No Stoppin' Apple
Rest up weary tech investors because come Monday afternoon,
Apple might offer up the ultimate party. We touch on Apple's remarkable story throughout
every quarter, but earnings provides the chance to back up so much
sizzle with a whole lot of steak, they put meat on the bone, show the
fire beneath all that smoke, and give Macolytes the chance to stare down
the non-believers. And laugh. It's been a crazy earnings season so far, with
blow out quarters from Intel, IBM, and
eBay and strong numbers from Google, but
investors flee on the news (except for eBay.) Does Apple run the same
risk? Unlikely. Apple has captured a kind
of perpetual motion in the market completely elusive to all others who
have tried to match its performance. Monday's numbers should be a
knock-out, but longer term, there simply is no better company in a
better position than Apple. How can I say that?

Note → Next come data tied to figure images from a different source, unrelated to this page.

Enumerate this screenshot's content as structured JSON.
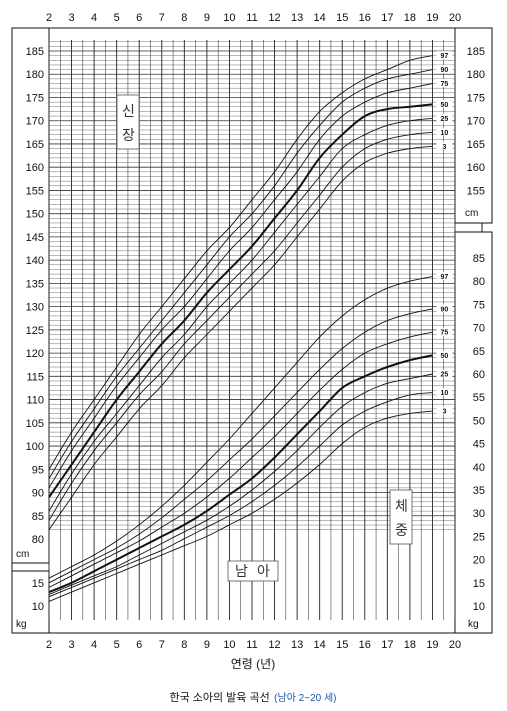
{
  "chart_data": {
    "type": "line",
    "title": "한국 소아의 발육 곡선",
    "subtitle": "(남아 2~20 세)",
    "xlabel": "연령 (년)",
    "x": [
      2,
      3,
      4,
      5,
      6,
      7,
      8,
      9,
      10,
      11,
      12,
      13,
      14,
      15,
      16,
      17,
      18,
      19,
      20
    ],
    "x_tick_labels": [
      "2",
      "3",
      "4",
      "5",
      "6",
      "7",
      "8",
      "9",
      "10",
      "11",
      "12",
      "13",
      "14",
      "15",
      "16",
      "17",
      "18",
      "19",
      "20"
    ],
    "xlim": [
      2,
      20
    ],
    "grid": true,
    "height": {
      "label_chars": [
        "신",
        "장"
      ],
      "unit": "cm",
      "ylim": [
        80,
        185
      ],
      "left_ticks": [
        "80",
        "85",
        "90",
        "95",
        "100",
        "105",
        "110",
        "115",
        "120",
        "125",
        "130",
        "135",
        "140",
        "145",
        "150",
        "155",
        "160",
        "165",
        "170",
        "175",
        "180",
        "185"
      ],
      "right_ticks": [
        "155",
        "160",
        "165",
        "170",
        "175",
        "180",
        "185"
      ],
      "series": [
        {
          "name": "97",
          "x": [
            2,
            3,
            4,
            5,
            6,
            7,
            8,
            9,
            10,
            11,
            12,
            13,
            14,
            15,
            16,
            17,
            18,
            19
          ],
          "values": [
            95,
            103,
            110,
            117,
            124,
            130,
            136,
            142,
            147,
            153,
            159,
            166,
            172,
            176,
            179,
            181,
            183,
            184
          ]
        },
        {
          "name": "90",
          "x": [
            2,
            3,
            4,
            5,
            6,
            7,
            8,
            9,
            10,
            11,
            12,
            13,
            14,
            15,
            16,
            17,
            18,
            19
          ],
          "values": [
            93,
            101,
            108,
            115,
            121,
            127,
            133,
            139,
            145,
            150,
            156,
            163,
            169,
            174,
            177,
            179,
            180,
            181
          ]
        },
        {
          "name": "75",
          "x": [
            2,
            3,
            4,
            5,
            6,
            7,
            8,
            9,
            10,
            11,
            12,
            13,
            14,
            15,
            16,
            17,
            18,
            19
          ],
          "values": [
            91,
            99,
            106,
            113,
            119,
            125,
            130,
            136,
            142,
            147,
            153,
            159,
            166,
            171,
            174,
            176,
            177,
            178
          ]
        },
        {
          "name": "50",
          "x": [
            2,
            3,
            4,
            5,
            6,
            7,
            8,
            9,
            10,
            11,
            12,
            13,
            14,
            15,
            16,
            17,
            18,
            19
          ],
          "values": [
            89,
            96,
            103,
            110,
            116,
            122,
            127,
            133,
            138,
            143,
            149,
            155,
            162,
            167,
            171,
            172.5,
            173,
            173.5
          ]
        },
        {
          "name": "25",
          "x": [
            2,
            3,
            4,
            5,
            6,
            7,
            8,
            9,
            10,
            11,
            12,
            13,
            14,
            15,
            16,
            17,
            18,
            19
          ],
          "values": [
            86,
            94,
            101,
            107,
            113,
            119,
            124,
            130,
            135,
            140,
            146,
            152,
            158,
            164,
            167,
            169,
            170,
            170.5
          ]
        },
        {
          "name": "10",
          "x": [
            2,
            3,
            4,
            5,
            6,
            7,
            8,
            9,
            10,
            11,
            12,
            13,
            14,
            15,
            16,
            17,
            18,
            19
          ],
          "values": [
            84,
            92,
            99,
            105,
            111,
            116,
            122,
            127,
            132,
            137,
            142,
            148,
            154,
            160,
            164,
            166,
            167,
            167.5
          ]
        },
        {
          "name": "3",
          "x": [
            2,
            3,
            4,
            5,
            6,
            7,
            8,
            9,
            10,
            11,
            12,
            13,
            14,
            15,
            16,
            17,
            18,
            19
          ],
          "values": [
            82,
            89,
            96,
            102,
            108,
            113,
            119,
            124,
            129,
            134,
            139,
            145,
            151,
            157,
            161,
            163,
            164,
            164.5
          ]
        }
      ]
    },
    "weight": {
      "label_chars": [
        "체",
        "중"
      ],
      "unit": "kg",
      "ylim": [
        10,
        88
      ],
      "left_ticks": [
        "10",
        "15"
      ],
      "right_ticks": [
        "10",
        "15",
        "20",
        "25",
        "30",
        "35",
        "40",
        "45",
        "50",
        "55",
        "60",
        "65",
        "70",
        "75",
        "80",
        "85"
      ],
      "series": [
        {
          "name": "97",
          "x": [
            2,
            3,
            4,
            5,
            6,
            7,
            8,
            9,
            10,
            11,
            12,
            13,
            14,
            15,
            16,
            17,
            18,
            19
          ],
          "values": [
            16,
            18.5,
            21,
            24,
            27.5,
            31.5,
            36,
            41,
            46,
            51.5,
            57,
            62.5,
            68,
            72.5,
            76,
            78.5,
            80,
            81
          ]
        },
        {
          "name": "90",
          "x": [
            2,
            3,
            4,
            5,
            6,
            7,
            8,
            9,
            10,
            11,
            12,
            13,
            14,
            15,
            16,
            17,
            18,
            19
          ],
          "values": [
            15,
            17.5,
            20,
            22.5,
            25.5,
            29,
            33,
            37,
            41.5,
            46,
            51,
            56,
            61,
            65.5,
            69,
            71.5,
            73,
            74
          ]
        },
        {
          "name": "75",
          "x": [
            2,
            3,
            4,
            5,
            6,
            7,
            8,
            9,
            10,
            11,
            12,
            13,
            14,
            15,
            16,
            17,
            18,
            19
          ],
          "values": [
            14,
            16.5,
            19,
            21.5,
            24,
            27,
            30,
            33.5,
            37.5,
            42,
            46.5,
            51.5,
            56.5,
            61,
            64.5,
            66.5,
            68,
            69
          ]
        },
        {
          "name": "50",
          "x": [
            2,
            3,
            4,
            5,
            6,
            7,
            8,
            9,
            10,
            11,
            12,
            13,
            14,
            15,
            16,
            17,
            18,
            19
          ],
          "values": [
            13,
            15,
            17.5,
            20,
            22.5,
            25,
            27.5,
            30.5,
            34,
            37.5,
            42,
            47,
            52,
            57,
            59.5,
            61.5,
            63,
            64
          ]
        },
        {
          "name": "25",
          "x": [
            2,
            3,
            4,
            5,
            6,
            7,
            8,
            9,
            10,
            11,
            12,
            13,
            14,
            15,
            16,
            17,
            18,
            19
          ],
          "values": [
            12.5,
            14.5,
            16.5,
            18.5,
            21,
            23.5,
            26,
            28.5,
            31.5,
            35,
            39,
            43.5,
            48.5,
            53,
            56,
            58,
            59,
            60
          ]
        },
        {
          "name": "10",
          "x": [
            2,
            3,
            4,
            5,
            6,
            7,
            8,
            9,
            10,
            11,
            12,
            13,
            14,
            15,
            16,
            17,
            18,
            19
          ],
          "values": [
            12,
            14,
            16,
            18,
            20,
            22,
            24.5,
            27,
            29.5,
            32.5,
            36,
            40,
            44.5,
            49,
            52,
            54,
            55.5,
            56
          ]
        },
        {
          "name": "3",
          "x": [
            2,
            3,
            4,
            5,
            6,
            7,
            8,
            9,
            10,
            11,
            12,
            13,
            14,
            15,
            16,
            17,
            18,
            19
          ],
          "values": [
            11,
            13,
            15,
            17,
            19,
            21,
            23,
            25,
            27.5,
            30,
            33,
            36.5,
            40.5,
            45,
            48.5,
            50.5,
            51.5,
            52
          ]
        }
      ]
    },
    "middle_label_chars": [
      "남",
      "아"
    ]
  }
}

Consider that sales are growing, Apple has a cash
war chest of $35 billion (more than Cisco, Microsoft, Google,
GE, etc.) and yet it only claims 4 percent of the global PC
market. Mac sales of 3 million units a quarter are the best in the
company's history, iPhone continues to soar. Heck, iPod is an incredible
story even after all these years. And yet, Apple still has enormous
global opportunities ahead in both Macs and smart phones. It borders on
the mind-blowing. Oh, and there's that
other little piece of hardware on the way. Something about a tablet?
(More on that next week.) We don't even
know what it is or what it will look like and yet various analysts say
if it's released, as rumored, in March, it'll generate at least $1
billion this year. Then there's the
software side of the business: MacOS, App Store. Microsoft's Steve Ballmer can crow all he wants
about the 300 million PCs that'll sell this year running Windows 7, but
none of them carries the magic-in-a-box Macs do, nor can Microsoft [~] or
anyone else, tout the kind of growth Apple enjoys. Naysayers will dismiss all this discussion as
"fanboy drivel," or complain that those who accentuate Apple's positives
have "drunk the Kool-Aid," and my answer to them is simple: Look at the
fundamentals. Look at the growth, the margins, the cash, the lines at
Apple stores. When all (or even any?) of those begin to shrink, I'll be
the first to step up and call attention to it. Deutsche Bank took Apple
off its short-term "buy" list this morning, and we'll see Monday if that
was prescient or problematic. With that as
the backdrop, let's talk numbers: The Street is looking for GAAP
earnings per share of $2.06 on $12 billion in revenue. Gross margins
should be around 36 percent. For Apple's
fiscal second quarter, don't be alarmed by its historically conservative
guidance, with the Street looking for $1.75 and $10.3 billion in
revenue. On a unit by unit basis, 3 million
Macs (and that would be an 18 percent jump from Q4 last year); 9 million
iPhones (more than double the number from Q4 last year); and 20 million
iPods. There's a lot of optimism here.
Almost a froth. That might be behind DB's downgrade today. Monday should
offer a good look into just how far along Apple has come, and how far it
has yet to go. And then there's the event Wednesday. Monday could be the
strong jab to the forehead; Wednesday the upper-cut to the chin as Apple
continues to try to knock out the naysayers.